Cost drops from £4.5m to £1.8m
Ecclesiastical has noted a drop in the cost and number of metal theft claims in 2012, compared to 2011.
The insurer said that it registered about 930 such claims from Anglican churches last year, worth £1.8m. In 2011, Ecclesiastical recorded more than 2,600 claims, worth almost £4.5m.
In a statement, the insurer said that the decrease could be the result of government efforts to tackle the crime, as well as tougher measures by transport and utilities companies. Ecclesiastical also supplied church roof alarms to many buildings to prevent lead theft from roofs.

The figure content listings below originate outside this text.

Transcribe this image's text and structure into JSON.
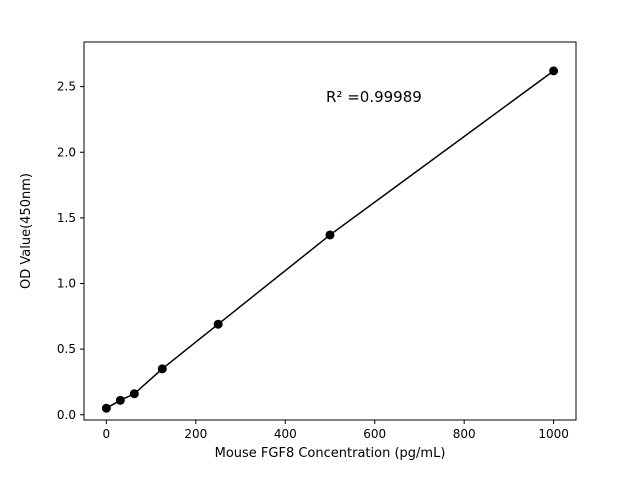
{
  "figure": {
    "background": "#ffffff",
    "frame_color": "#000000"
  },
  "chart_data": {
    "type": "scatter",
    "x": [
      0,
      31.25,
      62.5,
      125,
      250,
      500,
      1000
    ],
    "y": [
      0.05,
      0.11,
      0.16,
      0.35,
      0.69,
      1.37,
      2.62
    ],
    "title": "",
    "xlabel": "Mouse FGF8 Concentration (pg/mL)",
    "ylabel": "OD Value(450nm)",
    "xlim": [
      -50,
      1050
    ],
    "ylim": [
      -0.04,
      2.84
    ],
    "xticks": [
      0,
      200,
      400,
      600,
      800,
      1000
    ],
    "xtick_labels": [
      "0",
      "200",
      "400",
      "600",
      "800",
      "1000"
    ],
    "yticks": [
      0.0,
      0.5,
      1.0,
      1.5,
      2.0,
      2.5
    ],
    "ytick_labels": [
      "0.0",
      "0.5",
      "1.0",
      "1.5",
      "2.0",
      "2.5"
    ],
    "grid": false,
    "legend": null,
    "line_color": "#000000",
    "marker_color": "#000000",
    "annotation": {
      "text": "R² =0.99989",
      "x": 500,
      "y": 2.4
    }
  }
}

Ecclesiastical director of church insurance John Coates said: “These figures are hugely encouraging but it would be premature to predict the end of the epidemic of metal theft. Nine hundred and thirty claims are still 930 claims too many. Metal theft incidents are still running well above levels seen in the 1990s and early 2000s, when metal theft was so infrequent we saw fewer than 10 church claims a year.
“There are still areas in the country where metal theft incidents are far too frequent. For example, according to our claims statistics, the worst-affected areas for church metal theft in 2012 were the Salisbury, Chelmsford, Winchester, Chichester and Birmingham dioceses.
“Even though the numbers are pointing in the right direction, it’s going to take a concerted effort for years to come from businesses, politicians and law enforcement agencies to ensure our heritage is safe from these heartless, predatory criminals.”
Coates added that the government’s move to ban cash payments for the sale of scrap metal and the Scrap Metal Bill will help stem the problem further.
Ecclesiastical insures more than 96% of the UK’s Anglican churches.